A: Thank you for sending your pictures. I believe you benefit by waistline narrowing with some hip dip augmentation. Since larger hip implants are associated with a higher rate of complications it is best to keep them small.(hip dips) This then requires a maximal waistline reduction approach. (type 1 or 2 rib removal)
Dr. Barry Eppley
World-Renowned Plastic Surgeon
Q: Dr. Eppley, Hello. I saw on your web site a procedure you’ve had success treating angular chelitis. It involves the corner of the mouth. Is that the only area that’s focused on? In other words would it be necessary to raise the upper lip too? I’m trying to find the least invasive, yet effective, treatment.

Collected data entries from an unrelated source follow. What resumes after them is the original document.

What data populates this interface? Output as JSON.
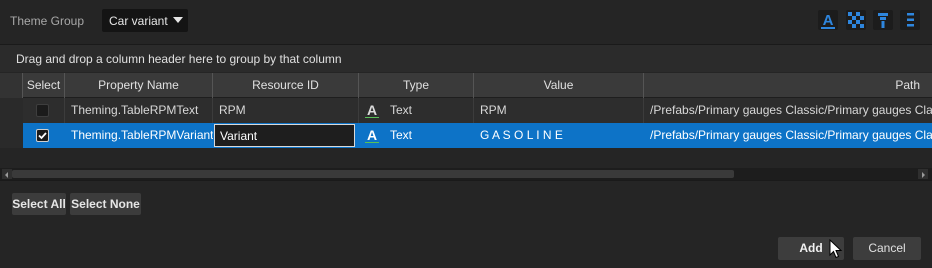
{
  "top_bar": {
    "theme_group_label": "Theme Group",
    "theme_group_value": "Car variant",
    "tools": [
      "text-style-icon",
      "checkerboard-icon",
      "filter-icon",
      "list-icon"
    ]
  },
  "grid": {
    "group_panel_hint": "Drag and drop a column header here to group by that column",
    "columns": [
      "Select",
      "Property Name",
      "Resource ID",
      "Type",
      "Value",
      "Path"
    ],
    "rows": [
      {
        "selected": false,
        "property_name": "Theming.TableRPMText",
        "resource_id": "RPM",
        "type": "Text",
        "value": "RPM",
        "path": "/Prefabs/Primary gauges Classic/Primary gauges Classic"
      },
      {
        "selected": true,
        "property_name": "Theming.TableRPMVariant",
        "resource_id": "Variant",
        "type": "Text",
        "value": "G A S O L I N E",
        "path": "/Prefabs/Primary gauges Classic/Primary gauges Classic"
      }
    ]
  },
  "actions": {
    "select_all": "Select All",
    "select_none": "Select None",
    "add": "Add",
    "cancel": "Cancel"
  },
  "colors": {
    "accent": "#0d73c7",
    "icon_blue": "#2e86de",
    "text_icon_green": "#58c058"
  }
}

A: The success in surgically curing angular cheilitis is to remove all chronically infected mucosa and skin. How that may affect the shape of the corner of the mouth depends on the infected/resected area.
Dr. Barry Eppley
World-Renowned Plastic Surgeon
Q: Dr. Eppley, I am soon going to undergo maxillomandibular advancement. I currently have an optimal amount of tooth show. In the post-op simulation, my philtrum lengthens a bit. I suspect this is due to the advancement vector being a little downward relative to my natural head position (which is about 6.5 degrees downward from the frankfurt plane). I am not yet certain this will look bad, but I have always had a strong dislike for long as well as convex philtrums. I am wondering:
1. Is it possible to shorten the philtrum without increasing tooth show? I find mixed answers when it comes to this.
2. Is it possible to turn a concave philtrum convex again, also without altering tooth show?
Depending on the effect of my maxillomandibular advancement on the philtrum, I may be interested in one or both of these.
I look forward to hearing your response.
A: In my experience 1) No and 2) No.
Dr. Barry Eppley
World-Renowned Plastic Surgeon
Q: Dr. Eppley, Hi. If I had cheek bone reduction and too much of the bone was cut off. Is it possible to get cheekbone implants? I’ve lost so much volume so my face is saggy and I have extra skin. My smile changed as well
A: The typical subtotal or total cheekbone reduction reversal is to use implants to build the cheekbones back out. This is best done with a custom implant design to control the amount of augmentation and to address any bony asymmetries which now may exist.